Pausa strumentale con Cris X (Cristiano Luciani) in Roma Nord e ripartenza da urlo con I Pariolini di diciott'anni, un'occhio disincantato su una generazione da parte di chi l'ha vissuta in modo diverso. “Ed io che sto a guardare e rido, di che rido? Io che di nascosto vivo, io non vivo che nascosto ed ho un po' più di anni ma non so che cosa invidio, cosa invidio, cosa invidio, cosa invidio.”

Perdona e Dimentica è accusatoria, inquisitoria, uno schiaffo per farci riprendere e farla riprendere di tutti gli errori, del credersi chissà chi. Un suono più aggressivo con un testo emblematico e senza troppi giri di parole. Vergognati. “Vergognati. Non dei soldi che hai, ma di quanto li hai spesi male, in biglietti del treno per andare a litigare.”

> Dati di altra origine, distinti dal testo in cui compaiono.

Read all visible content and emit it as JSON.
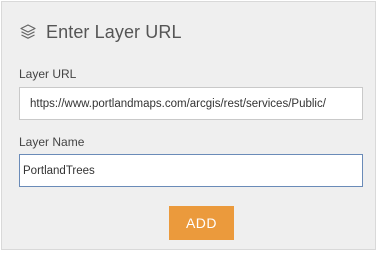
{
  "dialog": {
    "title": "Enter Layer URL",
    "icon": "layers-icon"
  },
  "layer_url": {
    "label": "Layer URL",
    "value": "https://www.portlandmaps.com/arcgis/rest/services/Public/"
  },
  "layer_name": {
    "label": "Layer Name",
    "value": "PortlandTrees"
  },
  "add_button": {
    "label": "ADD",
    "color": "#eb9a3c"
  }
}
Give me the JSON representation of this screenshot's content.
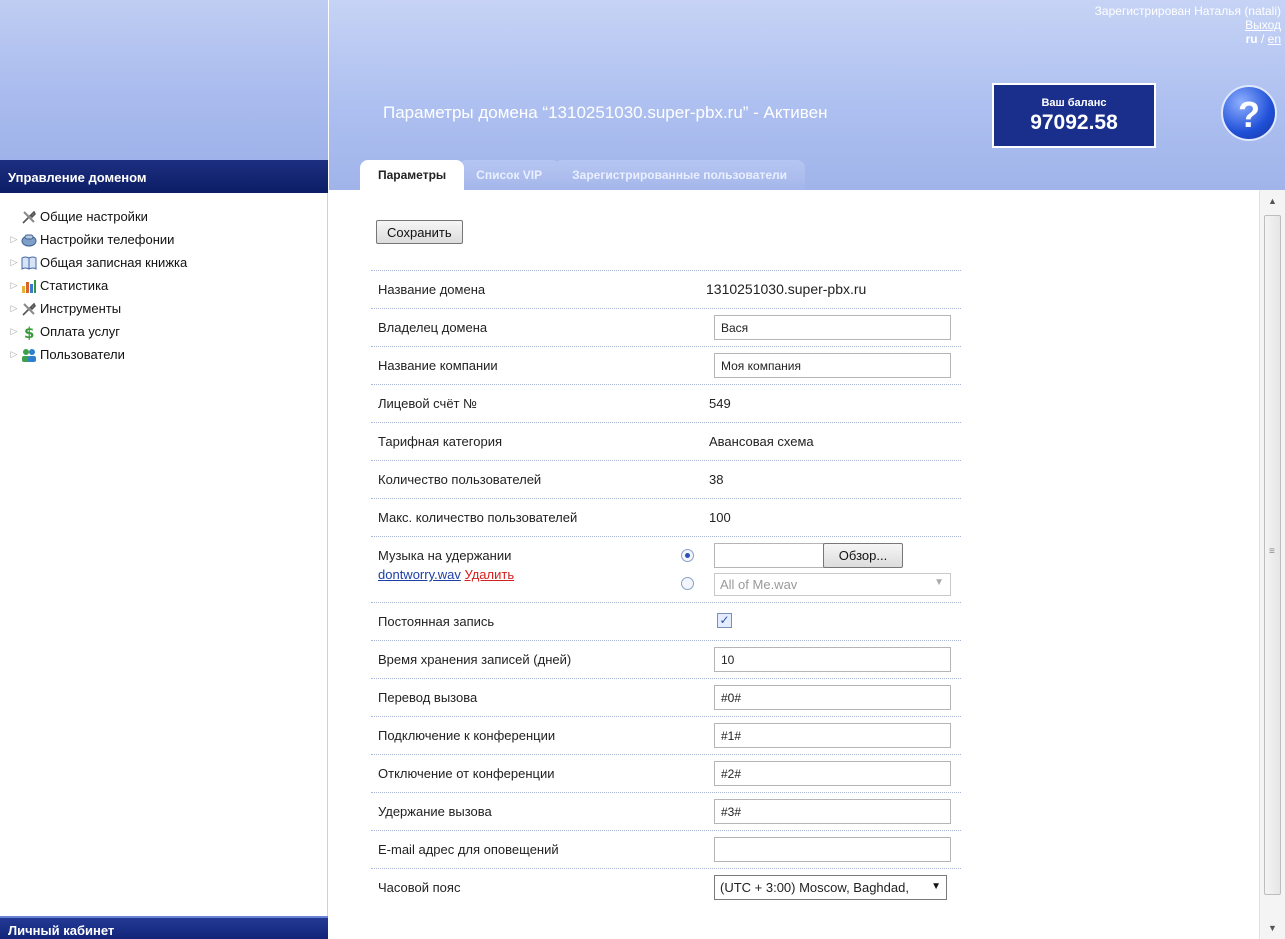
{
  "sidebar": {
    "header": "Управление доменом",
    "items": [
      {
        "label": "Общие настройки",
        "icon": "tools-icon"
      },
      {
        "label": "Настройки телефонии",
        "icon": "phone-settings-icon"
      },
      {
        "label": "Общая записная книжка",
        "icon": "book-icon"
      },
      {
        "label": "Статистика",
        "icon": "chart-icon"
      },
      {
        "label": "Инструменты",
        "icon": "tools-icon"
      },
      {
        "label": "Оплата услуг",
        "icon": "dollar-icon"
      },
      {
        "label": "Пользователи",
        "icon": "users-icon"
      }
    ],
    "footer": "Личный кабинет"
  },
  "header": {
    "user": "Зарегистрирован Наталья (natali)",
    "logout": "Выход",
    "lang_ru": "ru",
    "lang_sep": " / ",
    "lang_en": "en",
    "title": "Параметры домена “1310251030.super-pbx.ru” - Активен",
    "balance_label": "Ваш баланс",
    "balance_value": "97092.58",
    "help": "?"
  },
  "tabs": [
    {
      "label": "Параметры",
      "active": true
    },
    {
      "label": "Список VIP",
      "active": false
    },
    {
      "label": "Зарегистрированные пользователи",
      "active": false
    }
  ],
  "form": {
    "save_label": "Сохранить",
    "domain_name_label": "Название домена",
    "domain_name_value": "1310251030.super-pbx.ru",
    "owner_label": "Владелец домена",
    "owner_value": "Вася",
    "company_label": "Название компании",
    "company_value": "Моя компания",
    "account_label": "Лицевой счёт №",
    "account_value": "549",
    "tariff_label": "Тарифная категория",
    "tariff_value": "Авансовая схема",
    "users_count_label": "Количество пользователей",
    "users_count_value": "38",
    "max_users_label": "Макс. количество пользователей",
    "max_users_value": "100",
    "hold_music_label": "Музыка на удержании",
    "hold_music_file": "dontworry.wav",
    "hold_music_delete": "Удалить",
    "browse_label": "Обзор...",
    "hold_music_select": "All of Me.wav",
    "permanent_record_label": "Постоянная запись",
    "permanent_record_checked": "✓",
    "retention_label": "Время хранения записей (дней)",
    "retention_value": "10",
    "transfer_label": "Перевод вызова",
    "transfer_value": "#0#",
    "conf_join_label": "Подключение к конференции",
    "conf_join_value": "#1#",
    "conf_leave_label": "Отключение от конференции",
    "conf_leave_value": "#2#",
    "hold_label": "Удержание вызова",
    "hold_value": "#3#",
    "email_label": "E-mail адрес для оповещений",
    "email_value": "",
    "timezone_label": "Часовой пояс",
    "timezone_value": "(UTC + 3:00) Moscow, Baghdad,"
  }
}
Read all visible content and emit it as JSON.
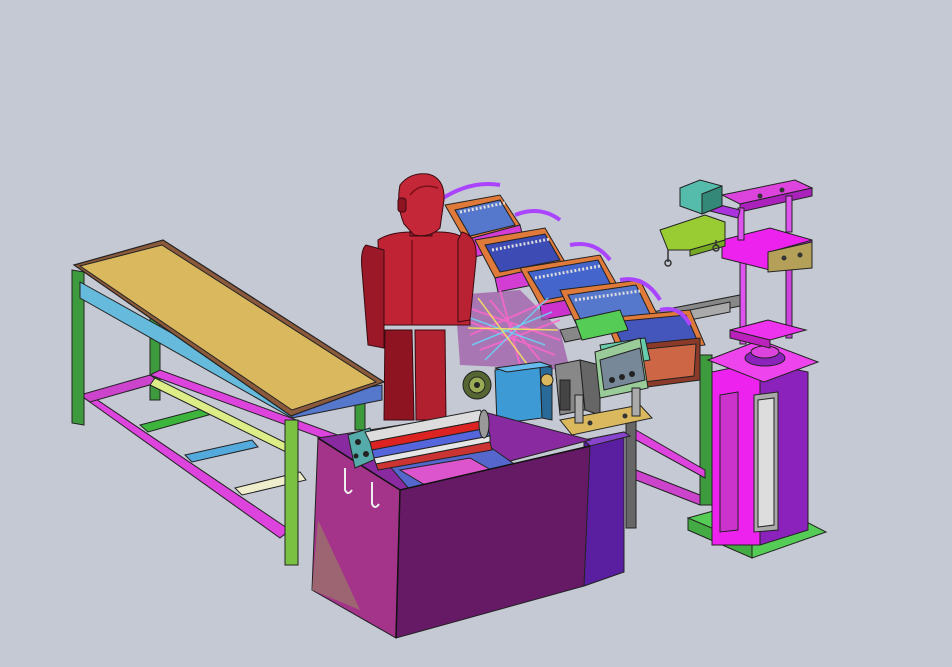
{
  "scene": {
    "type": "cad-assembly-render",
    "background_color": "#c5c9d3",
    "objects": [
      {
        "name": "workbench",
        "top_color": "#d9b85e",
        "frame_colors": [
          "#cc44cc",
          "#3d9b3d",
          "#55aadd",
          "#dddd88",
          "#9999ff"
        ]
      },
      {
        "name": "human-mannequin",
        "color": "#b0202e"
      },
      {
        "name": "feeder-trays",
        "colors": [
          "#e07a3a",
          "#5577cc",
          "#dd33cc",
          "#55cc55"
        ]
      },
      {
        "name": "roller-assembly",
        "colors": [
          "#cccccc",
          "#dd2222",
          "#5566dd"
        ]
      },
      {
        "name": "main-cabinet",
        "colors": [
          "#661a66",
          "#8822aa",
          "#a4338a"
        ]
      },
      {
        "name": "press-tower",
        "colors": [
          "#ee22ee",
          "#8b22bb",
          "#66aa44"
        ]
      },
      {
        "name": "hanging-bracket",
        "color": "#99cc33"
      }
    ]
  }
}
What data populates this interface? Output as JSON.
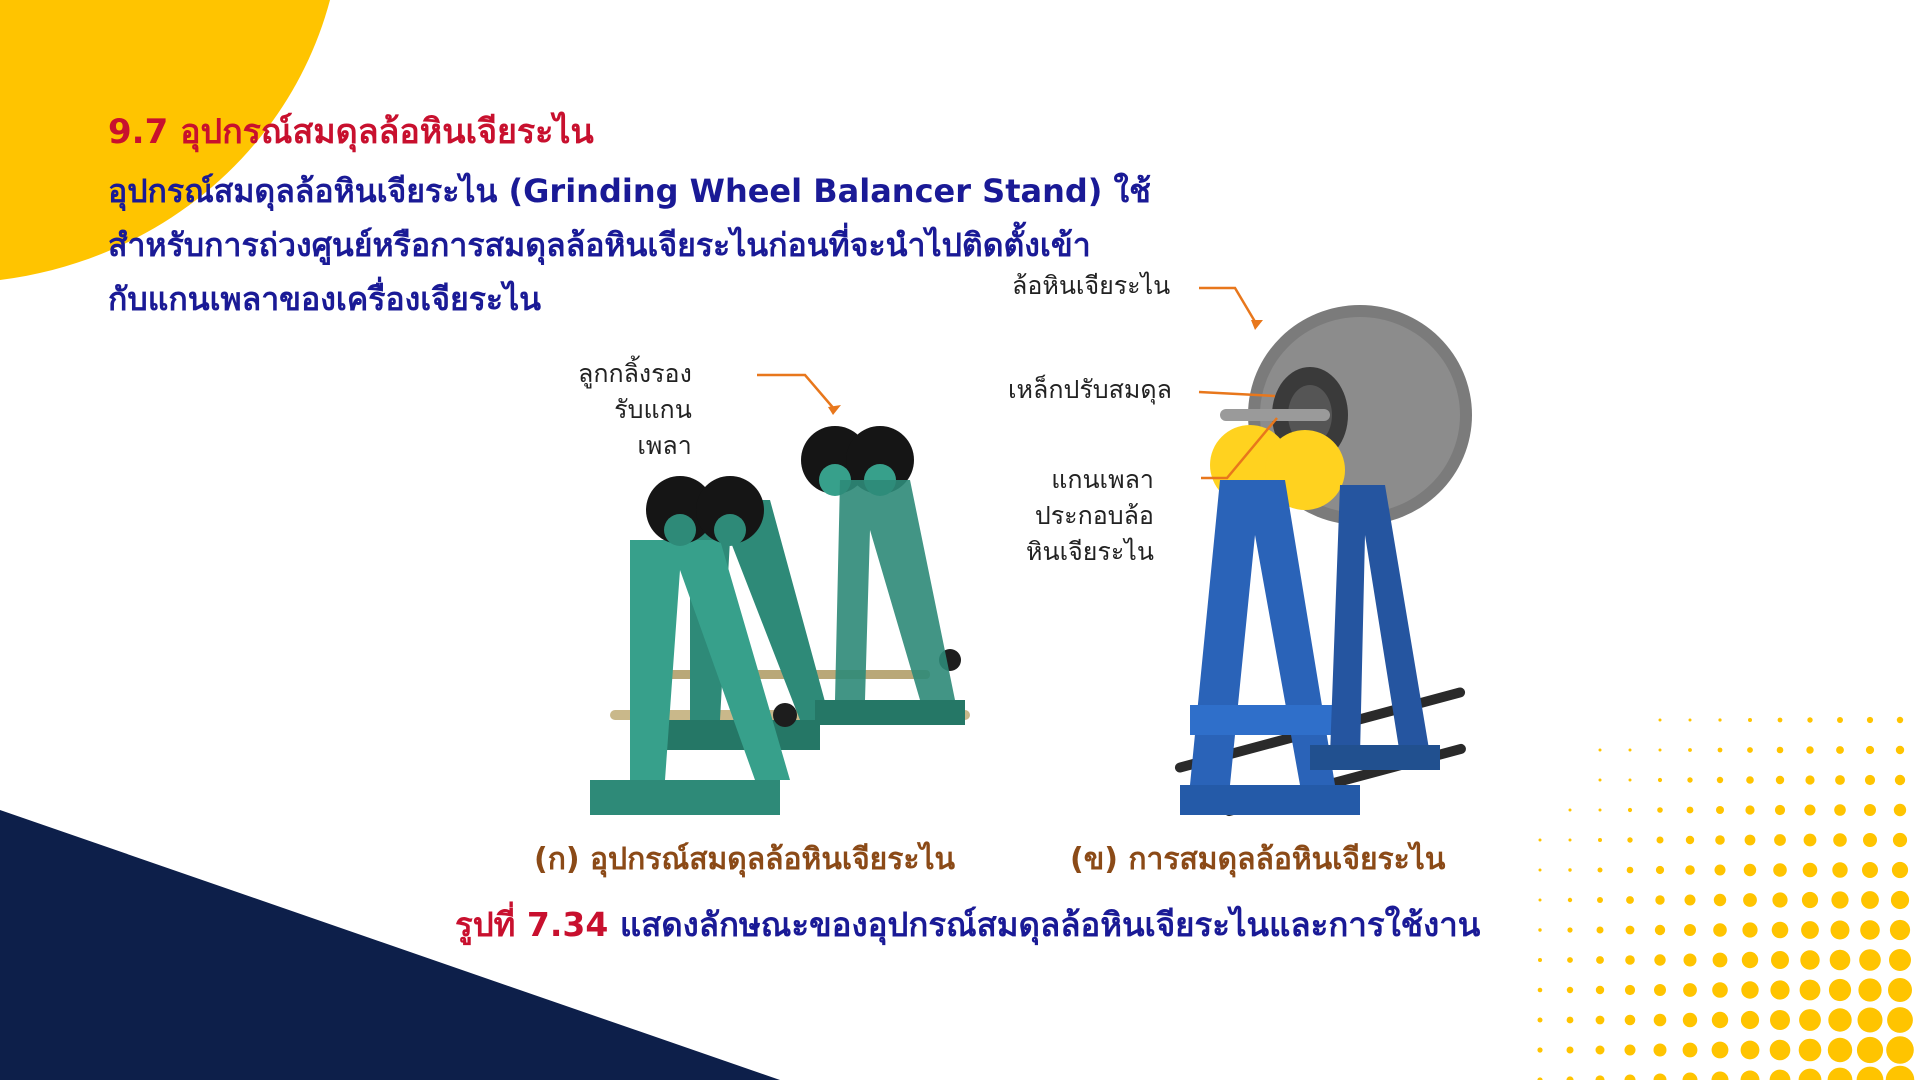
{
  "slide": {
    "heading": "9.7 อุปกรณ์สมดุลล้อหินเจียระไน",
    "intro_lines": [
      "อุปกรณ์สมดุลล้อหินเจียระไน (Grinding Wheel Balancer Stand) ใช้",
      "สำหรับการถ่วงศูนย์หรือการสมดุลล้อหินเจียระไนก่อนที่จะนำไปติดตั้งเข้า",
      "กับแกนเพลาของเครื่องเจียระไน"
    ]
  },
  "figure_a": {
    "label_lines": [
      "ลูกกลิ้งรอง",
      "รับแกน",
      "เพลา"
    ],
    "subcaption": "(ก) อุปกรณ์สมดุลล้อหินเจียระไน"
  },
  "figure_b": {
    "label_wheel": "ล้อหินเจียระไน",
    "label_weight": "เหล็กปรับสมดุล",
    "label_shaft_lines": [
      "แกนเพลา",
      "ประกอบล้อ",
      "หินเจียระไน"
    ],
    "subcaption": "(ข) การสมดุลล้อหินเจียระไน"
  },
  "caption": {
    "number": "รูปที่ 7.34",
    "text": " แสดงลักษณะของอุปกรณ์สมดุลล้อหินเจียระไนและการใช้งาน"
  },
  "colors": {
    "heading": "#c8102e",
    "body_text": "#1a1a96",
    "subcaption": "#8b4a17",
    "accent_yellow": "#ffc400",
    "navy": "#0d1f4a",
    "stand_green": "#2e8a78",
    "stand_blue": "#2a63b8",
    "leader_orange": "#e8771c"
  }
}
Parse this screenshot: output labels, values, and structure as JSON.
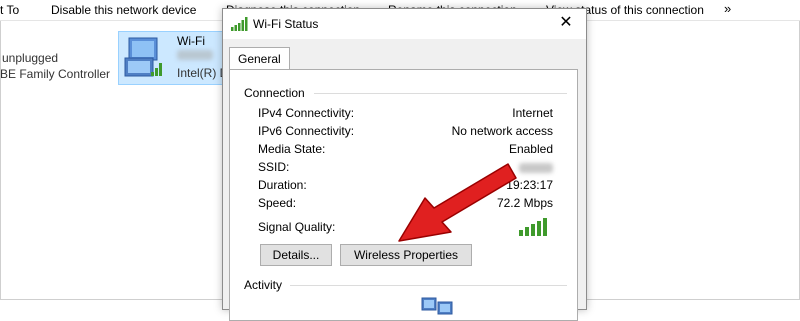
{
  "toolbar": {
    "items": [
      "t To",
      "Disable this network device",
      "Diagnose this connection",
      "Rename this connection",
      "View status of this connection"
    ],
    "more": "»"
  },
  "background": {
    "adapter_left": {
      "status": "unplugged",
      "device": "BE Family Controller"
    },
    "wifi_adapter": {
      "name": "Wi-Fi",
      "device": "Intel(R) D"
    }
  },
  "dialog": {
    "title": "Wi-Fi Status",
    "close": "✕",
    "tab": "General",
    "connection": {
      "label": "Connection",
      "rows": [
        {
          "label": "IPv4 Connectivity:",
          "value": "Internet"
        },
        {
          "label": "IPv6 Connectivity:",
          "value": "No network access"
        },
        {
          "label": "Media State:",
          "value": "Enabled"
        },
        {
          "label": "SSID:",
          "value": ""
        },
        {
          "label": "Duration:",
          "value": "19:23:17"
        },
        {
          "label": "Speed:",
          "value": "72.2 Mbps"
        },
        {
          "label": "Signal Quality:",
          "value": ""
        }
      ]
    },
    "buttons": {
      "details": "Details...",
      "wireless_properties": "Wireless Properties"
    },
    "activity": {
      "label": "Activity"
    }
  },
  "colors": {
    "arrow": "#e02020",
    "signal": "#3f9a2c",
    "selection": "#cce8ff"
  }
}
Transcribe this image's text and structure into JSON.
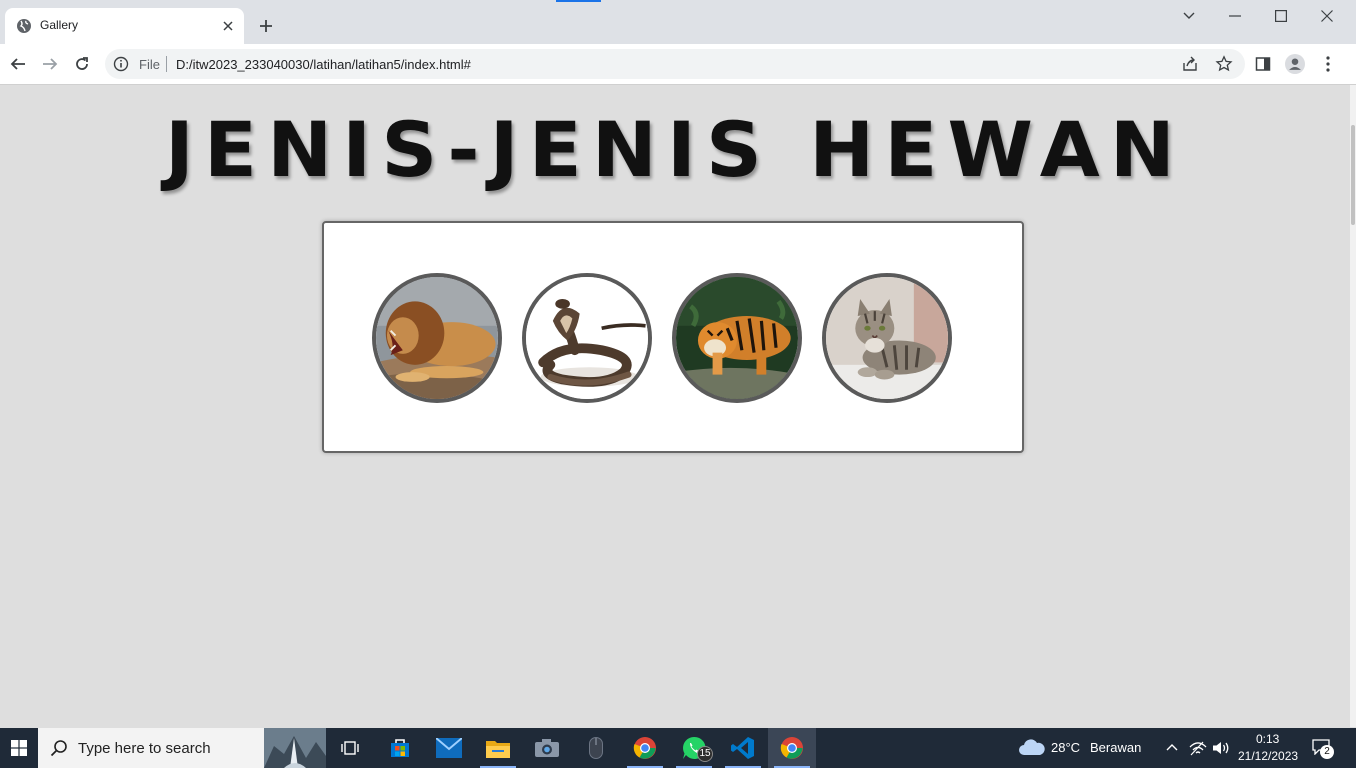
{
  "browser": {
    "tab": {
      "title": "Gallery",
      "favicon": "globe-icon"
    },
    "address": {
      "scheme": "File",
      "url": "D:/itw2023_233040030/latihan/latihan5/index.html#"
    }
  },
  "page": {
    "heading": "JENIS-JENIS HEWAN",
    "gallery": [
      {
        "animal": "lion",
        "icon": "lion-photo"
      },
      {
        "animal": "cobra",
        "icon": "cobra-photo"
      },
      {
        "animal": "tiger",
        "icon": "tiger-photo"
      },
      {
        "animal": "cat",
        "icon": "cat-photo"
      }
    ]
  },
  "taskbar": {
    "search_placeholder": "Type here to search",
    "whatsapp_badge": "15",
    "weather": {
      "temp": "28°C",
      "condition": "Berawan"
    },
    "clock": {
      "time": "0:13",
      "date": "21/12/2023"
    },
    "notifications": "2"
  },
  "colors": {
    "page_bg": "#dedede",
    "frame_border": "#5a5a5a",
    "taskbar_bg": "#1f2a38",
    "accent": "#1a73e8"
  }
}
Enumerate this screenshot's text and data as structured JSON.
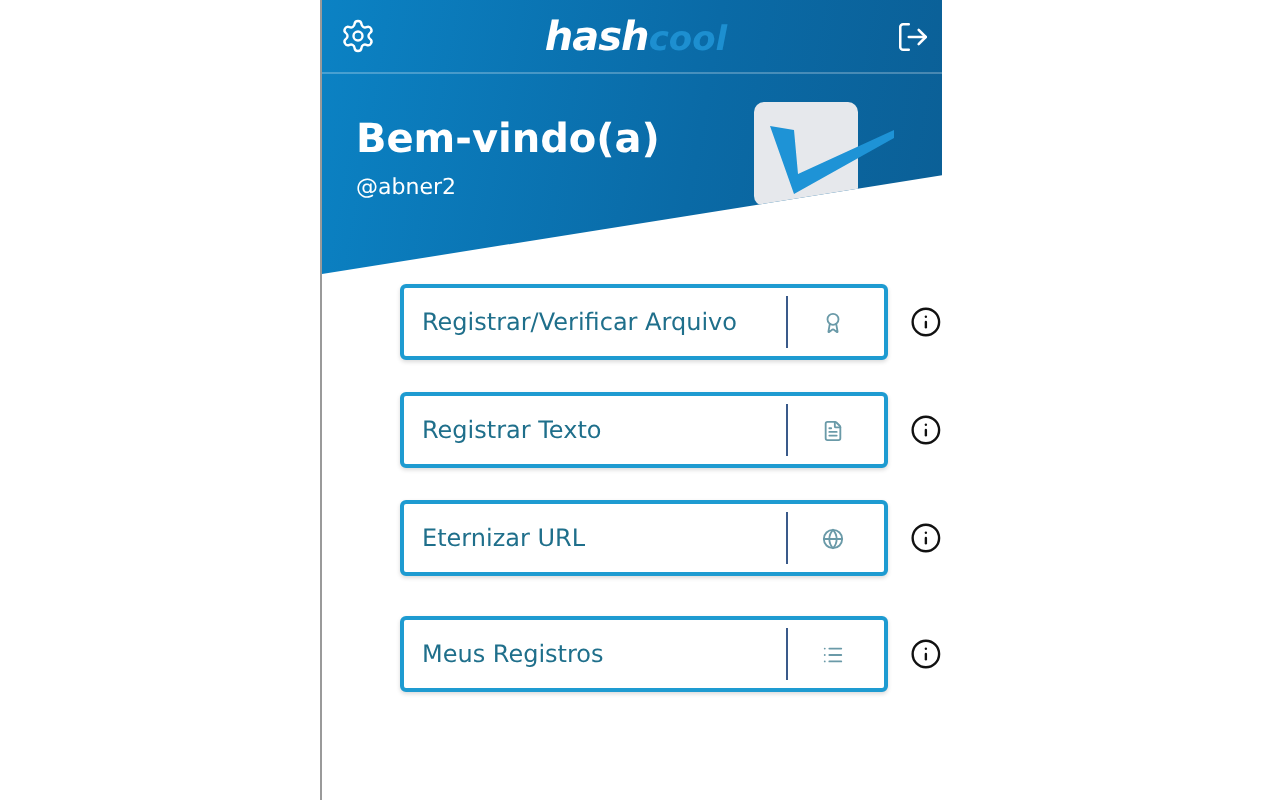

Esiste una fine ed è Wes Anderson, sognante epilogo di speranza e positività che forse solo i film del regista americano riescono a portare vicino alla realtà. Poi apriamo gli occhi e forse quello che resta sono i cinquanta secondi di rumore finale, ecco quella è la vera realtà, ci avevate creduto. Illusi. “E i cattivi non sono cattivi davvero. E i fratelli non sono nemici davvero. Ma anche i buoni non sono buoni davvero proprio come me e te”

Dal finale capiamo che non bisogna illudersi di niente e se vi siete illusi di qualcosa attendendo di ascoltare quest'album, beh siete degli ottimi registi e se rimarrete delusi non è colpa di certo dei Cani. Loro sono come avete sentito nei pezzi usciti durante quest'ultimo anno, né più e né meno. Spontanei, diretti nel cercare di dire qualcosa in modo diverso ed efficace senza troppi ruffianismi, utilizzando e spremendo al massimo ciò che hanno con un sano principio edonistico; cercando di non essere per forza simpatici a tutti i costi in tutti i modi come tutti fanno oggi, anzi forse proprio il contrario, come lascia intendere Niccolò.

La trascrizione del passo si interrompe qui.